= Stanner Rocks =

Stanner Rocks is a rounded hill, steep in parts, which lies close to the Wales border with England between Walton and Kington. A superb collection of wild plants can be found here. Where it faces south, warm sunshine and drying winds create an ideal environment for plants which are more likely to be seen around the Mediterranean. The most famous of Stanner Rocks’ specialties is the pretty and elusive Radnor lily, having small, starry yellow flowers.

The Stanner–Hanter complex is the set of rocks which outcrop at Stanner Hill and the nearby Hanter Hill and Worsel Wood and which have long been considered to be the oldest in Wales, having been dated to around 700 million years BP using the rubidium-strontium dating method. They comprise gabbro, diorite and granite. Little modern research has been undertaken on the Complex. The rocks have been variously described as a hypersthene trap (Murchison 1867); an Archean ridge (Calloway1879); a Carboniferous laccolith (Raw 1904); a Tertiary igneous complex (Watts 1906); and a Carboniferous intrusion (Pocock & Whitehead 1935).
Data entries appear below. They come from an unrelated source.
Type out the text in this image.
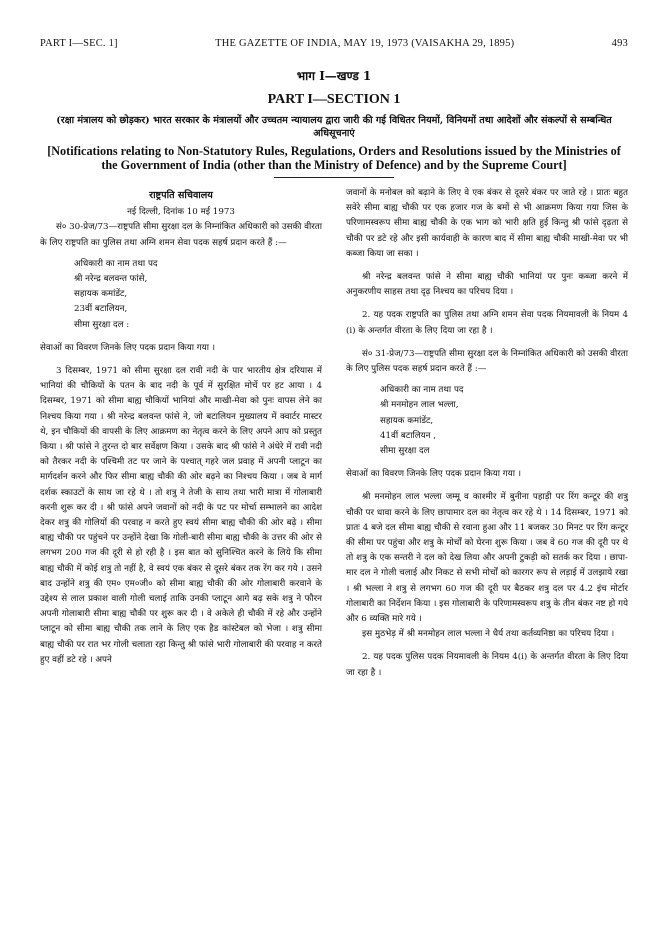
PART I—SEC. 1]	THE GAZETTE OF INDIA, MAY 19, 1973 (VAISAKHA 29, 1895)	493
भाग I—खण्ड 1
PART I—SECTION 1
(रक्षा मंत्रालय को छोड़कर) भारत सरकार के मंत्रालयों और उच्चतम न्यायालय द्वारा जारी की गई विधितर नियमों, विनियमों तथा आदेशों और संकल्पों से सम्बन्धित अधिसूचनाएं
[Notifications relating to Non-Statutory Rules, Regulations, Orders and Resolutions issued by the Ministries of the Government of India (other than the Ministry of Defence) and by the Supreme Court]
राष्ट्रपति सचिवालय
नई दिल्ली, दिनांक 10 मई 1973

सं० 30-प्रेज/73—राष्ट्रपति सीमा सुरक्षा दल के निम्नांकित अधिकारी को उसकी वीरता के लिए राष्ट्रपति का पुलिस तथा अग्नि शमन सेवा पदक सहर्ष प्रदान करते हैं :—

अधिकारी का नाम तथा पद
श्री नरेन्द्र बलवन्त फांसे,
सहायक कमांडेंट,
23वीं बटालियन,
सीमा सुरक्षा दल :

सेवाओं का विवरण जिनके लिए पदक प्रदान किया गया ।

3 दिसम्बर, 1971 को सीमा सुरक्षा दल रावी नदी के पार भारतीय क्षेत्र दरियास में भानियां की चौकियों के पतन के बाद नदी के पूर्व में सुरक्षित मोर्चे पर हट आया । 4 दिसम्बर, 1971 को सीमा बाह्य चौकियों भानियां और माखी-मेवा को पुनः वापस लेने का निश्चय किया गया । श्री नरेन्द्र बलवन्त फांसे ने, जो बटालियन मुख्यालय में क्वार्टर मास्टर थे, इन चौकियों की वापसी के लिए आक्रमण का नेतृत्व करने के लिए अपने आप को प्रस्तुत किया । श्री फांसे ने तुरन्त दो बार सर्वेक्षण किया । उसके बाद श्री फांसे ने अंधेरे में रावी नदी को तैरकर नदी के पश्चिमी तट पर जाने के पश्चात् गहरे जल प्रवाह में अपनी प्लाटून का मार्गदर्शन करने और फिर सीमा बाह्य चौकी की ओर बढ़ने का निश्चय किया । जब वे मार्ग दर्शक स्काउटों के साथ जा रहे थे । तो शत्रु ने तेजी के साथ तथा भारी मात्रा में गोलाबारी करनी शुरू कर दी । श्री फांसे अपने जवानों को नदी के पट पर मोर्चा सम्भालने का आदेश देकर शत्रु की गोलियों की परवाह न करते हुए स्वयं सीमा बाह्य चौकी की ओर बढ़े । सीमा बाह्य चौकी पर पहुंचने पर उन्होंने देखा कि गोली-बारी सीमा बाह्य चौकी के उत्तर की ओर से लगभग 200 गज की दूरी से हो रही है । इस बात को सुनिश्चित करने के लिये कि सीमा बाह्य चौकी में कोई शत्रु तो नहीं है, वे स्वयं एक बंकर से दूसरे बंकर तक रेंग कर गये । उसने बाद उन्होंने शत्रु की एम० एम०जी० को सीमा बाह्य चौकी की ओर गोलाबारी करवाने के उद्देश्य से लाल प्रकाश वाली गोली चलाई ताकि उनकी प्लाटून आगे बढ़ सके शत्रु ने फौरन अपनी गोलाबारी सीमा बाह्य चौकी पर शुरू कर दी । वे अकेले ही चौकी में रहे और उन्होंने प्लाटून को सीमा बाह्य चौकी तक लाने के लिए एक हैड कांस्टेबल को भेजा । शत्रु सीमा बाह्य चौकी पर रात भर गोली चलाता रहा किन्तु श्री फांसे भारी गोलाबारी की परवाह न करते हुए वहीं डटे रहे । अपने

जवानों के मनोबल को बढ़ाने के लिए वे एक बंकर से दूसरे बंकर पर जाते रहे । प्रातः बहुत सवेरे सीमा बाह्य चौकी पर एक हजार गज के बमों से भी आक्रमण किया गया जिस के परिणामस्वरूप सीमा बाह्य चौकी के एक भाग को भारी क्षति हुई किन्तु श्री फांसे दृढ़ता से चौकी पर डटे रहे और इसी कार्यवाही के कारण बाद में सीमा बाह्य चौकी माखी-मेवा पर भी कब्जा किया जा सका ।

श्री नरेन्द्र बलवन्त फांसे ने सीमा बाह्य चौकी भानियां पर पुनः कब्जा करने में अनुकरणीय साहस तथा दृढ़ निश्चय का परिचय दिया ।

2. यह पदक राष्ट्रपति का पुलिस तथा अग्नि शमन सेवा पदक नियमावली के नियम 4 (i) के अन्तर्गत वीरता के लिए दिया जा रहा है ।

सं० 31-प्रेज/73—राष्ट्रपति सीमा सुरक्षा दल के निम्नांकित अधिकारी को उसकी वीरता के लिए पुलिस पदक सहर्ष प्रदान करते हैं :—

अधिकारी का नाम तथा पद
श्री मनमोहन लाल भल्ला,
सहायक कमांडेंट,
41वीं बटालियन ,
सीमा सुरक्षा दल

सेवाओं का विवरण जिनके लिए पदक प्रदान किया गया ।

श्री मनमोहन लाल भल्ला जम्मू व काश्मीर में बुनीना पहाड़ी पर रिंग कन्टूर की शत्रु चौकी पर धावा करने के लिए छापामार दल का नेतृत्व कर रहे थे । 14 दिसम्बर, 1971 को प्रातः 4 बजे दल सीमा बाह्य चौकी से रवाना हुआ और 11 बजकर 30 मिनट पर रिंग कन्टूर की सीमा पर पहुंचा और शत्रु के मोर्चों को घेरना शुरू किया । जब वे 60 गज की दूरी पर थे तो शत्रु के एक सन्तरी ने दल को देख लिया और अपनी टुकड़ी को सतर्क कर दिया । छापा-मार दल ने गोली चलाई और निकट से सभी मोर्चों को कारगर रूप से लड़ाई में उलझाये रखा । श्री भल्ला ने शत्रु से लगभग 60 गज की दूरी पर बैठकर शत्रु दल पर 4.2 इंच मोर्टार गोलाबारी का निर्देशन किया । इस गोलाबारी के परिणामस्वरूप शत्रु के तीन बंकर नष्ट हो गये और 6 व्यक्ति मारे गये ।

इस मुठभेड़ में श्री मनमोहन लाल भल्ला ने धैर्य तथा कर्तव्यनिष्ठा का परिचय दिया ।

2. यह पदक पुलिस पदक नियमावली के नियम 4(i) के अन्तर्गत वीरता के लिए दिया जा रहा है ।
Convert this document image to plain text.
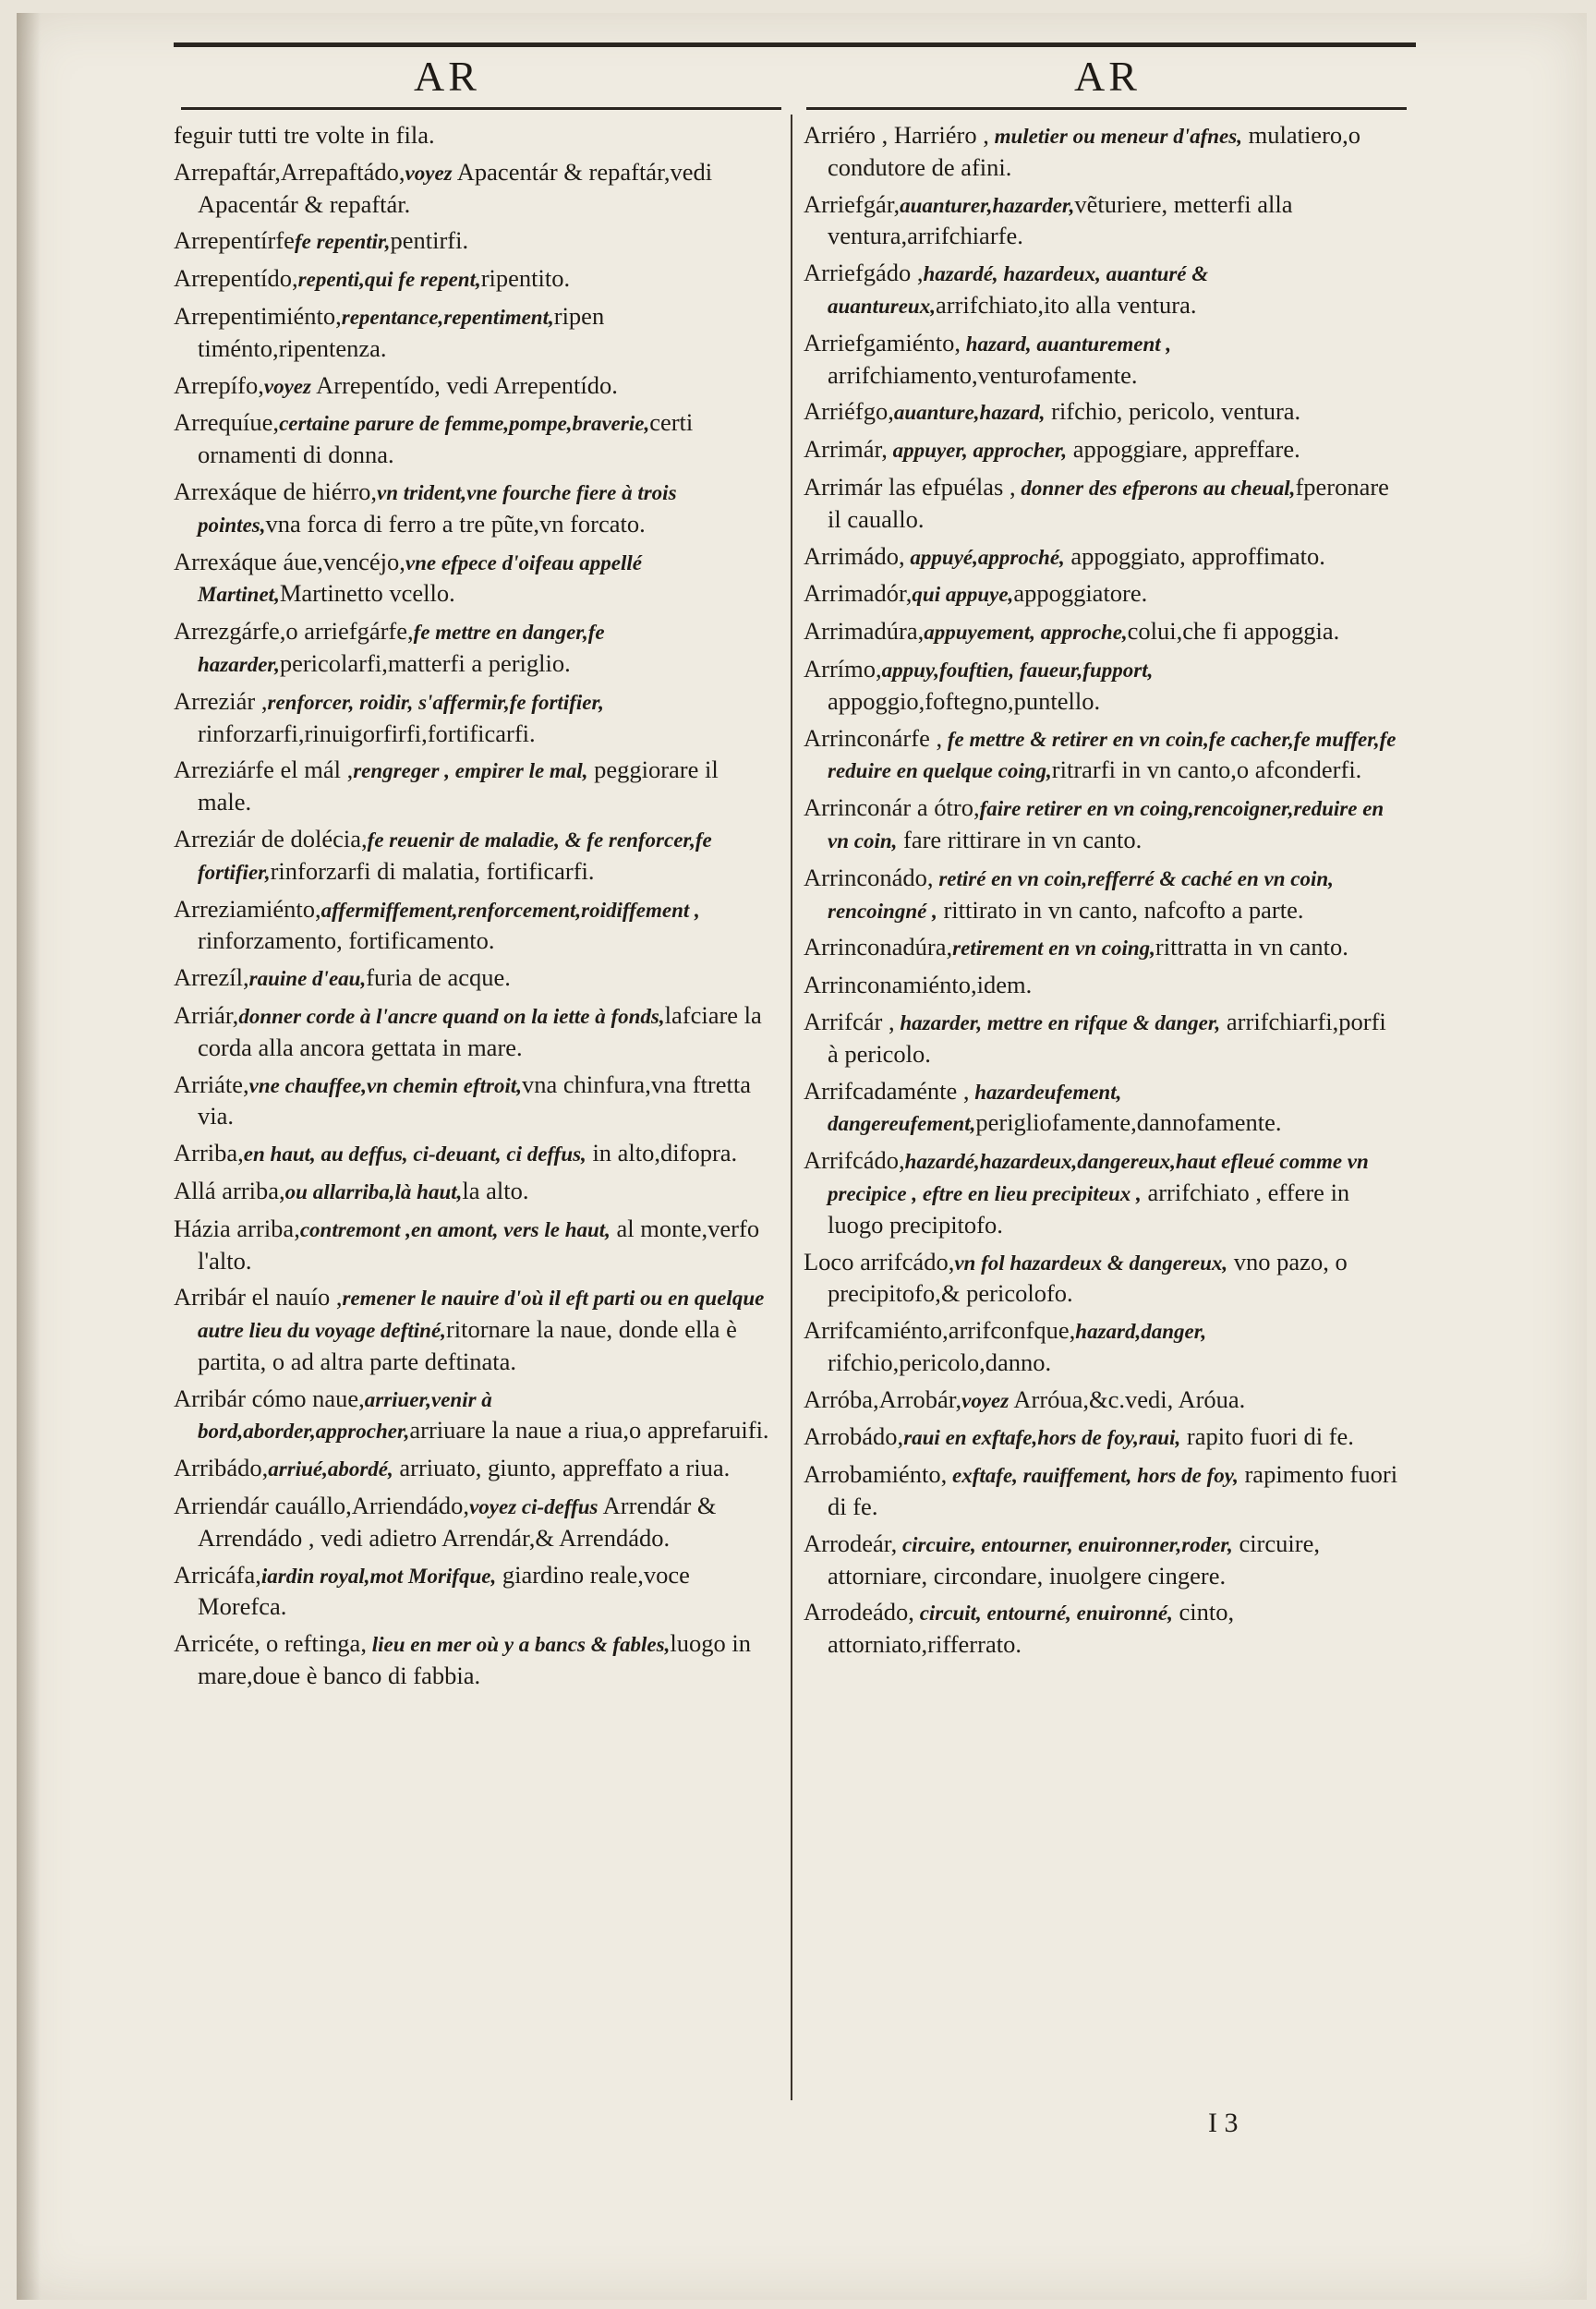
AR	AR
feguir tutti tre volte in fila.
Arrepaftár,Arrepaftádo,voyez Apacentár & repaftár,vedi Apacentár & repaftár.
Arrepentírfefe repentir,pentirfi.
Arrepentído,repenti,qui fe repent,ripentito.
Arrepentimiénto,repentance,repentiment,ripen timénto,ripentenza.
Arrepífo,voyez Arrepentído, vedi Arrepentído.
Arrequíue,certaine parure de femme,pompe,braverie,certi ornamenti di donna.
Arrexáque de hiérro,vn trident,vne fourche fiere à trois pointes,vna forca di ferro a tre pũte,vn forcato.
Arrexáque áue,vencéjo,vne efpece d'oifeau appellé Martinet,Martinetto vcello.
Arrezgárfe,o arriefgárfe,fe mettre en danger,fe hazarder,pericolarfi,matterfi a periglio.
Arreziár ,renforcer, roidir, s'affermir,fe fortifier, rinforzarfi,rinuigorfirfi,fortificarfi.
Arreziárfe el mál ,rengreger , empirer le mal, peggiorare il male.
Arreziár de dolécia,fe reuenir de maladie, & fe renforcer,fe fortifier,rinforzarfi di malatia, fortificarfi.
Arreziamiénto,affermiffement,renforcement,roidiffement , rinforzamento, fortificamento.
Arrezíl,rauine d'eau,furia de acque.
Arriár,donner corde à l'ancre quand on la iette à fonds,lafciare la corda alla ancora gettata in mare.
Arriáte,vne chauffee,vn chemin eftroit,vna chinfura,vna ftretta via.
Arriba,en haut, au deffus, ci-deuant, ci deffus, in alto,difopra.
Allá arriba,ou allarriba,là haut,la alto.
Házia arriba,contremont ,en amont, vers le haut, al monte,verfo l'alto.
Arribár el nauío ,remener le nauire d'où il eft parti ou en quelque autre lieu du voyage deftiné,ritornare la naue, donde ella è partita, o ad altra parte deftinata.
Arribár cómo naue,arriuer,venir à bord,aborder,approcher,arriuare la naue a riua,o apprefaruifi.
Arribádo,arriué,abordé, arriuato, giunto, appreffato a riua.
Arriendár cauállo,Arriendádo,voyez ci-deffus Arrendár & Arrendádo , vedi adietro Arrendár,& Arrendádo.
Arricáfa,iardin royal,mot Morifque, giardino reale,voce Morefca.
Arricéte, o reftinga, lieu en mer où y a bancs & fables,luogo in mare,doue è banco di fabbia.
Arriéro , Harriéro , muletier ou meneur d'afnes, mulatiero,o condutore de afini.
Arriefgár,auanturer,hazarder,vẽturiere, metterfi alla ventura,arrifchiarfe.
Arriefgádo ,hazardé, hazardeux, auanturé & auantureux,arrifchiato,ito alla ventura.
Arriefgamiénto, hazard, auanturement , arrifchiamento,venturofamente.
Arriéfgo,auanture,hazard, rifchio, pericolo, ventura.
Arrimár, appuyer, approcher, appoggiare, appreffare.
Arrimár las efpuélas , donner des efperons au cheual,fperonare il cauallo.
Arrimádo, appuyé,approché, appoggiato, approffimato.
Arrimadór,qui appuye,appoggiatore.
Arrimadúra,appuyement, approche,colui,che fi appoggia.
Arrímo,appuy,fouftien, faueur,fupport, appoggio,foftegno,puntello.
Arrinconárfe , fe mettre & retirer en vn coin,fe cacher,fe muffer,fe reduire en quelque coing,ritrarfi in vn canto,o afconderfi.
Arrinconár a ótro,faire retirer en vn coing,rencoigner,reduire en vn coin, fare rittirare in vn canto.
Arrinconádo, retiré en vn coin,refferré & caché en vn coin, rencoingné , rittirato in vn canto, nafcofto a parte.
Arrinconadúra,retirement en vn coing,rittratta in vn canto.
Arrinconamiénto,idem.
Arrifcár , hazarder, mettre en rifque & danger, arrifchiarfi,porfi à pericolo.
Arrifcadaménte , hazardeufement, dangereufement,perigliofamente,dannofamente.
Arrifcádo,hazardé,hazardeux,dangereux,haut efleué comme vn precipice , eftre en lieu precipiteux , arrifchiato , effere in luogo precipitofo.
Loco arrifcádo,vn fol hazardeux & dangereux, vno pazo, o precipitofo,& pericolofo.
Arrifcamiénto,arrifconfque,hazard,danger, rifchio,pericolo,danno.
Arróba,Arrobár,voyez Arróua,&c.vedi, Aróua.
Arrobádo,raui en exftafe,hors de foy,raui, rapito fuori di fe.
Arrobamiénto, exftafe, rauiffement, hors de foy, rapimento fuori di fe.
Arrodeár, circuire, entourner, enuironner,roder, circuire, attorniare, circondare, inuolgere cingere.
Arrodeádo, circuit, entourné, enuironné, cinto, attorniato,rifferrato.
I 3
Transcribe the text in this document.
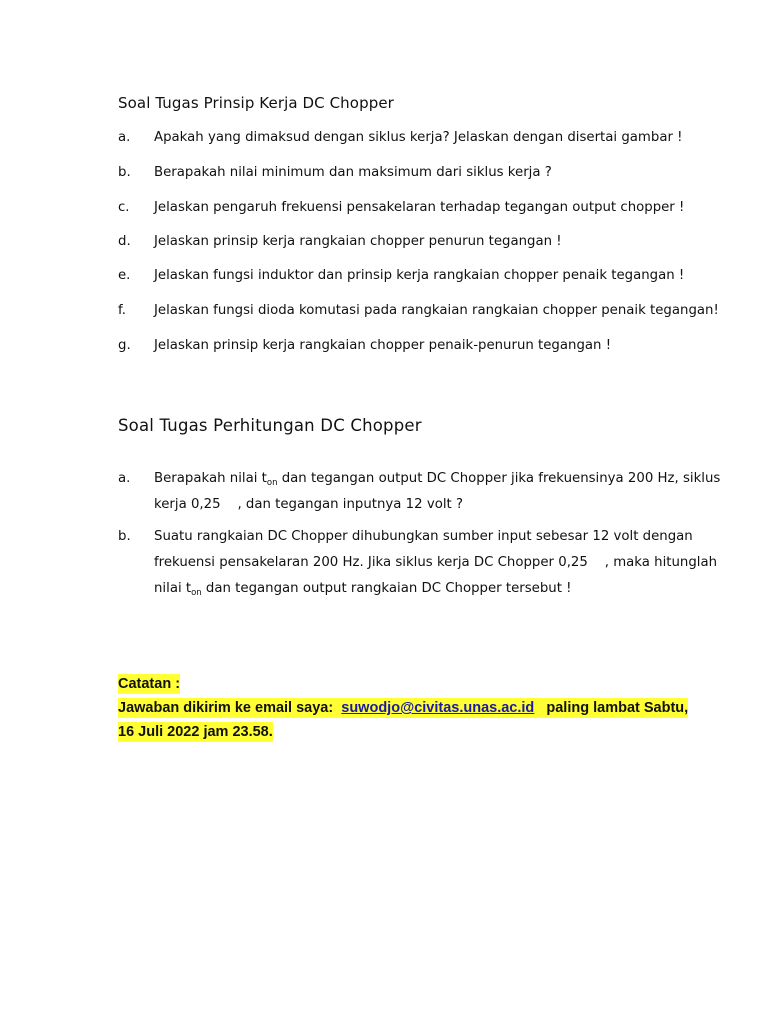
Soal Tugas Prinsip Kerja DC Chopper
a.	Apakah yang dimaksud dengan siklus kerja? Jelaskan dengan disertai gambar !
b.	Berapakah nilai minimum dan maksimum dari siklus kerja ?
c.	Jelaskan pengaruh frekuensi pensakelaran terhadap tegangan output chopper !
d.	Jelaskan prinsip kerja rangkaian chopper penurun tegangan !
e.	Jelaskan fungsi induktor dan prinsip kerja rangkaian chopper penaik tegangan !
f.	Jelaskan fungsi dioda komutasi pada rangkaian rangkaian chopper penaik tegangan!
g.	Jelaskan prinsip kerja rangkaian chopper penaik-penurun tegangan !
Soal Tugas Perhitungan DC Chopper
a. Berapakah nilai $t_{on}$ dan tegangan output DC Chopper jika frekuensinya 200 Hz, siklus
kerja 0,25    , dan tegangan inputnya 12 volt ?
b. Suatu rangkaian DC Chopper dihubungkan sumber input sebesar 12 volt dengan
frekuensi pensakelaran 200 Hz. Jika siklus kerja DC Chopper 0,25    , maka hitunglah
nilai $t_{on}$ dan tegangan output rangkaian DC Chopper tersebut !
Catatan :
Jawaban dikirim ke email saya:  suwodjo@civitas.unas.ac.id   paling lambat Sabtu,
16 Juli 2022 jam 23.58.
Holgate & Knight-Hallowes (1941) suggested a Precambrian origin based on the occurrence of dolerite clasts associated with Longmyndian sediments in a nearby quarry. Much of the confusion must relate to the fault-bounded nature of the Complex which gives no direct stratigraphic control of its age of formation. In the late 1970s the general acceptance of the theory of plate tectonics resulted in a re-investigation of the Precambrian and Paleozoic igneous rocks of southern Britain. Thorpe et al. (1984) made the earliest developments by identifying the calc-alkaline nature of many of these exposures and interpreting this evidence as the product of Precambrian subduction. The Stanner - Hanter Complex was not part of this study, perhaps because of its considerable alteration or possibly owing to the limited range of rock types. In 1980 the publication of a Rb/Sr isotopic age of 702 ± 4 Ma by Pachett et al. confirmed the Neoproterozoic age of the Complex whilst establishing it as the oldest dated rock sequence in southern Britain. More extensive dating of Avalonian rocks both in southern Britain and Maritime Canada has allowed Avalonian subduction to be refined into several stages. Gibbons & Hõrak (1996) grouped the Stanner-Hanter Complex with the Malverns Complex placing both within Avalonian Event 1, the early arc-construction phase, which has been dated at 677Ma. Implicit in this interpretation, however, is the assumption that the Stanner-Hanter rocks have a calc-alkaline composition. Slightly older dolerites and gabbros in the Avalonian of Newfoundland have a more primitive oceanic affinity related to the rifting and formation of primitive oceanic crust.